We have developed two lambda functions in python as below:
Lambda function for RDS write - This function parses .csv files uploaded on S3 and write to AWS Aurora db. File processing logs are dumped in cloudwatch.
Lambda function subscribed to cloudwatch group created from 1st lambda function that writes to RDS - It gets triggered every time new logs are added to RDS write lambda log group.
We are having issue with 2nd lambda function that is subscribed to cloudwatch group. It is parsing cloudwatch logs correctly most of the time but in some cases, we noticed that lambda function gets triggered even before 1st lambda function completes writing all logs to log group. 2nd lambda function gets triggered multiple times for single execution of 1st lambda function and every execution gets part of log group data for parsing.
Above behavior is non consistent and most of time 2nd lambda function gets executed once for every execution of 1st lambda function.

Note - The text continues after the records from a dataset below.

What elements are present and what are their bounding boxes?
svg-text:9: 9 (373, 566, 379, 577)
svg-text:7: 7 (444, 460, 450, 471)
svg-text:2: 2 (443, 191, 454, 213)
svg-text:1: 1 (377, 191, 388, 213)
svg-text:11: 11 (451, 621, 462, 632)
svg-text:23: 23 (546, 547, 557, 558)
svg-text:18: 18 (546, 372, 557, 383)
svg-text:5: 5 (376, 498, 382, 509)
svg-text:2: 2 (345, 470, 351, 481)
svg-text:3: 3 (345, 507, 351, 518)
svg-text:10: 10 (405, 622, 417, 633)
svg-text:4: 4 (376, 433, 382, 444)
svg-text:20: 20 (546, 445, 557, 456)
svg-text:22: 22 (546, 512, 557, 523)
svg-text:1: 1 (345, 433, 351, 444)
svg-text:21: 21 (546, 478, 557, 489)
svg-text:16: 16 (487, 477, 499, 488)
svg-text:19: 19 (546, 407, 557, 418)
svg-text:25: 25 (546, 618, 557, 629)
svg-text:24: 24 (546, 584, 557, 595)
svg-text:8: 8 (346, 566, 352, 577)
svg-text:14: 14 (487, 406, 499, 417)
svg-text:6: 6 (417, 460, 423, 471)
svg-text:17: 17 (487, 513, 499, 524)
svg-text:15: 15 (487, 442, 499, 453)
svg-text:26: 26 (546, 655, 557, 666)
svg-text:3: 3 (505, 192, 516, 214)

I have below code for collecting log streams
def lambda_handler(event, context):
print(f'Logging Event: {event}')
print(f"Awslog: {event['awslogs']}")
cw_data = event['awslogs']['data']
print(f'data: {cw_data}')
print(f'type: {type(cw_data)}')
compressed_payload = base64.b64decode(cw_data)
uncompressed_payload = gzip.decompress(compressed_payload)
payload = json.loads(uncompressed_payload)
messagelst=[]
for log_event in payload:
data_log=json.loads(json.dumps(log_event))
messagelst.append(re.split(r'\t',data_log['message'])
messagelst collects complete log for parsing and send to parser function. We noticed that parser function sometimes does not get complete log data.